Friday, November 6, 2009

Friday miscellany

Here's a Friday collection of sighted/cited pieces of interest:
Users running Microsoft Office can stump nearly three-fourths of all known attacks targeting the suite by applying just one three-year-old patch, according to recently published data. Almost three-out-of four attacks -- 71% of all those spotted in the first half of 2009 -- exploited a vulnerability in Word that was patched in June 2006, Microsoft said in its bi-annual security intelligence report, released Monday. The flaw was fixed in the MS06-027 security update issued. (~ PC World)
Here is very brief tutorial showing you how to set Firefox to open your bookmarks in a new tab, rather than taking over the existing one. (~ Simple Help)
"With hundreds of daily updates from friends on Facebook and Twitter, do people actually feel closer to each other? It turns out the average American is more socially isolated today than 20 years ago, as measured by the number of self-reported confidants in a person’s life. Yet contrary to popular opinion, usage of cellphones and the Internet is not to blame, according to a new study." Well yes, except that the study also shows that people who use social networks such as Facebook or Linkedin are 30 percent less likely to know their neighbors. (~ New York Times)
If you turn to your MP3 collection when you're stressed out, you're not alone.
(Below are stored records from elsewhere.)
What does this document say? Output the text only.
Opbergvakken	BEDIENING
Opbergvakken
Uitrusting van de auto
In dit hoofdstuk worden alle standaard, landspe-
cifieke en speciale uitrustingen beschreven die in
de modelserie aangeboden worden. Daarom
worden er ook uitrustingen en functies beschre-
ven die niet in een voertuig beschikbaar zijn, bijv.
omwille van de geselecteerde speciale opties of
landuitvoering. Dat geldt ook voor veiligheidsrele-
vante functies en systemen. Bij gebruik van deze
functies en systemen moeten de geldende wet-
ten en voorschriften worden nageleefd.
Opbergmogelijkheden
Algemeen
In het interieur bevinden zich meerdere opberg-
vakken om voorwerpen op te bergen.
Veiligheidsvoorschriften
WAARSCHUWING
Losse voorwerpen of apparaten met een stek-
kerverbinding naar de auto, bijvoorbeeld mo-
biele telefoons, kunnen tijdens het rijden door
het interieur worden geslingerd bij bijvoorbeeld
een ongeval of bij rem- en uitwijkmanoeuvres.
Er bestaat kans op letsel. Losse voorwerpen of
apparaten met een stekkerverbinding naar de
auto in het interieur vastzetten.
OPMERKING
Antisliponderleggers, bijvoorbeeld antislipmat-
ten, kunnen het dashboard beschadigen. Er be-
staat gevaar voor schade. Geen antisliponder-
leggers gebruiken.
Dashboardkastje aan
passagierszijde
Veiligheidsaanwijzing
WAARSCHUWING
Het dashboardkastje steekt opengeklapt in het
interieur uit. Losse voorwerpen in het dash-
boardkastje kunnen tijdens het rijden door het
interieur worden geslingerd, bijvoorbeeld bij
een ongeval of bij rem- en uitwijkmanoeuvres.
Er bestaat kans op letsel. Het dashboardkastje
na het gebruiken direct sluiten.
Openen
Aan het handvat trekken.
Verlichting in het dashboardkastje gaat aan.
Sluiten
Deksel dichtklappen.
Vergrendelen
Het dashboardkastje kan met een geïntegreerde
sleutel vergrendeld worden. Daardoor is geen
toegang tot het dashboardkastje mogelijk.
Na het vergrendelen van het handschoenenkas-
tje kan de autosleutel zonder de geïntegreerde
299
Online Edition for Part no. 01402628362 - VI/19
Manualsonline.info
The American Psychological Association found that a majority of people polled for the last two years running claim music as their number one stress reliever. (~ Lifehacker)

2 comments:

XXX said...

Use open office 3 ... secure and free and it supports Ms office 2007

The only good reason to still use Ms office is if you have lots of documents with macros.

Hi from John. said...

The only reason I still use MS Office (and particularly Word) is its ability to globally search and replace on characters such as paragraph returns, something which no other word processor can do, to my knowledge.